- Chapitre 1 : Hiérarchie et âge en Corée du Sud : des codes sociaux essentiels
- Chapitre 2 : Ne pas perdre la face en Corée du Sud : un principe social fondamental
- Chapitre 3 : Le service militaire en Corée du Sud
- Chapitre 4 : La religion en Corée du Sud
- Chapitre 5 : Relations hommes-femmes en Corée du Sud : entre traditions et inégalités
- Chapitre 6 : Alcool et cigarette en Corée du Sud : des piliers de la vie sociale
- Chapitre 7 : Éducation en Corée du Sud : pression scolaire et compétition extrême
- Chapitre 8 : Le culte de la beauté en Corée du Sud
La religion en Corée du Sud
Au cours du dernier recensement du KOSIS (Korean Statistical Information Service), fait en 2015, 27 % de la population globale, soit environ 13,5 millions de personnes, se disaient chrétiennes, dont 7,9 % catholiques et 19,7 % protestantes. 15,5 %, soit 7,6 millions de personnes se disaient bouddhistes et 0,8 % appartenaient à d’autres religions. 56,1 % de la population globale se disait, quant à elle, non affiliée à une religion.
Si on regarde des sondages plus récents, mais issus d’instituts de sondage privé, on retrouve des tendances similaires en 2025. Lors de la dernière enquête sur la perception religieuse en 2025 faite par HRC Opinion, 20% de la population totale se déclarait protestante, 11% catholique, 16% bouddhiste, 1% pratiquait d’autres religions et 51% de la population globale se disait, non affiliée à une religion.
Le christianisme est donc la religion majoritaire en Corée du Sud, suivi du bouddhisme.
Dans la catégorie autres religions, on retrouve notamment, le Confucianisme, le chamanisme (pratique religieuse traditionnelle en Corée) et d’autres formes de bouddhisme.
Les autres grandes religions comme l’Islam ou le judaïsme sont encore assez peu représentées, car elles sont pratiquées, la plupart du temps, par les immigrés.

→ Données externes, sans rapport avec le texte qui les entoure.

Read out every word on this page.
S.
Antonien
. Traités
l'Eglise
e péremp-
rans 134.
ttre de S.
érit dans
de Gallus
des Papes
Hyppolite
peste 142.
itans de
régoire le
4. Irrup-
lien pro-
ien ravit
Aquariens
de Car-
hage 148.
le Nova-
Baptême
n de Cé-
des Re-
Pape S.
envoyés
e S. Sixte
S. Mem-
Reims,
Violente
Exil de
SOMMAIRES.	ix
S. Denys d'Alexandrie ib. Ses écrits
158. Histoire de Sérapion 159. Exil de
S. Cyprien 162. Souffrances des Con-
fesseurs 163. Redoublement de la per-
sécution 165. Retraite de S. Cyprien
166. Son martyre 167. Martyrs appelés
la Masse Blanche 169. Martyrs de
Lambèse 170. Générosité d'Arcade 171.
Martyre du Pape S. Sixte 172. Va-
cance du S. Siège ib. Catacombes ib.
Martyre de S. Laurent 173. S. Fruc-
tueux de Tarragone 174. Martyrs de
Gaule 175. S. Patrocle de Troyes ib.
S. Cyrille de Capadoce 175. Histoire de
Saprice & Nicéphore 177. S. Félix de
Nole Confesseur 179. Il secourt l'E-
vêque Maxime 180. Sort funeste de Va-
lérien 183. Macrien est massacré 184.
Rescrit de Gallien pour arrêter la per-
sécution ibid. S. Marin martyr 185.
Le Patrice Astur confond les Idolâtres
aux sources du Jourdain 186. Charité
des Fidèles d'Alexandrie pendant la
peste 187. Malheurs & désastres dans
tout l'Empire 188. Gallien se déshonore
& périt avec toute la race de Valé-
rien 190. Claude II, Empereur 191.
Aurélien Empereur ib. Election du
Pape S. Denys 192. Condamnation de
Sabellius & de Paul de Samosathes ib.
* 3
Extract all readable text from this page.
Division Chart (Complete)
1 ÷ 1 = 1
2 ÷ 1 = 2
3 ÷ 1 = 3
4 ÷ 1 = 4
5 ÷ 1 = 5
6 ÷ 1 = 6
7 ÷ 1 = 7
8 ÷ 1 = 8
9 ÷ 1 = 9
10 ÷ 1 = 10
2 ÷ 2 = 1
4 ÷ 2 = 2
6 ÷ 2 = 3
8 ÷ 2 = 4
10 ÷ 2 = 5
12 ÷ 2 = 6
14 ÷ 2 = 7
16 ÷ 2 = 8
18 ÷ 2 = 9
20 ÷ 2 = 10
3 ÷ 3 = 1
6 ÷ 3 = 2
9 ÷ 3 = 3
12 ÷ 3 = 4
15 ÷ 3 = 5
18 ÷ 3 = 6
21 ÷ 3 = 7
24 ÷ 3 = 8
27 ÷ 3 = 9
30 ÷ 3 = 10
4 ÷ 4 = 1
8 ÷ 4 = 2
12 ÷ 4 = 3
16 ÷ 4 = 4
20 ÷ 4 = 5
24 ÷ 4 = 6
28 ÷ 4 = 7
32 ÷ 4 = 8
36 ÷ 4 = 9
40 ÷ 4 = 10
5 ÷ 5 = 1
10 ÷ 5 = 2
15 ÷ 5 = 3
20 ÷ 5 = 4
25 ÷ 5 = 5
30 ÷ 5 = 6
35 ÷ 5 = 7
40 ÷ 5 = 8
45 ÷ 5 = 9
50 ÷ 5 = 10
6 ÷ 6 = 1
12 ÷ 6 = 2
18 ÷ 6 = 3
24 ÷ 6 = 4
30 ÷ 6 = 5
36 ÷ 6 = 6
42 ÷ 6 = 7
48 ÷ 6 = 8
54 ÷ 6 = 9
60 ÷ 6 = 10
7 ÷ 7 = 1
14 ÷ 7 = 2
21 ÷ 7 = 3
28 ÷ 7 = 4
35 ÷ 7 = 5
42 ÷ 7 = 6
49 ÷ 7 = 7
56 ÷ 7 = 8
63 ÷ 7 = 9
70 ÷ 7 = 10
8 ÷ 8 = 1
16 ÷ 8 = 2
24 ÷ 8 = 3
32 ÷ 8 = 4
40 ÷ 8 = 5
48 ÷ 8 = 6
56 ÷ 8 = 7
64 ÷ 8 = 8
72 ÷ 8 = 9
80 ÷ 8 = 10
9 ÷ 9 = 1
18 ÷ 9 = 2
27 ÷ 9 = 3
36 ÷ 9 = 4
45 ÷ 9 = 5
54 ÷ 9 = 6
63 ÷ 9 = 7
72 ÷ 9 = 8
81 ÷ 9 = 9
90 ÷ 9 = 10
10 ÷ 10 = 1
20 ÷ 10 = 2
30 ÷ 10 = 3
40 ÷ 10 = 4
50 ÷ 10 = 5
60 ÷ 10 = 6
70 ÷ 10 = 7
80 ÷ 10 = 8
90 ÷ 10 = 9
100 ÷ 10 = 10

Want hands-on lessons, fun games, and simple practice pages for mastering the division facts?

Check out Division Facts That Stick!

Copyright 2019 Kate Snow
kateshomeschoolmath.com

Le pays compte quand même plusieurs mosquées, dont une à Séoul, dans le quartier d’Itaewon.
La religion n’est globalement pas vraiment un sujet sensible et la liberté de culte est très bien établie en Corée du Sud, ce qui entraîne parfois des dérives.
Les dérives sectaires en Corée du Sud
En plus des religions principales présentes en Corée et citées plus haut, il existe également un très grand nombre de nouveaux mouvements religieux assez influents dans la société et qui sont parfois tout simplement des sectes.
Ces groupes religieux ou sectes font très régulièrement la une des médias, notamment pour des problèmes de détournement de fonds, de corruption, d’agressions sexuelles, etc. Plusieurs de ces mouvements ont notamment été à l’origine de foyers de contamination au début de la pandémie de Covid-19.
Une des plus connues est sans doute la secte Moon, appelée aussi Fédération des familles pour la paix mondiale et l’unification, ou plus simplement Église de l’Unification, créée en 1954.
Vous pouvez observer nombre de ces groupes faire du prosélytisme dans les rues du pays. Il n’est pas rare de se faire aborder par certains qui essaieront de vous faire rejoindre leurs mouvements. Ces approches sont faites de manière très subtile et stratégique, en vous proposant, par exemple, des activités ou des visites culturelles. On ne s’en rend pas toujours compte sur le moment, il faut donc faire un peu attention. Dites-vous qu’en Corée, il est assez rare qu’on vous aborde dans la rue pour vous faire des propositions ; si ça vous arrive, c’est possible que ce soit une secte.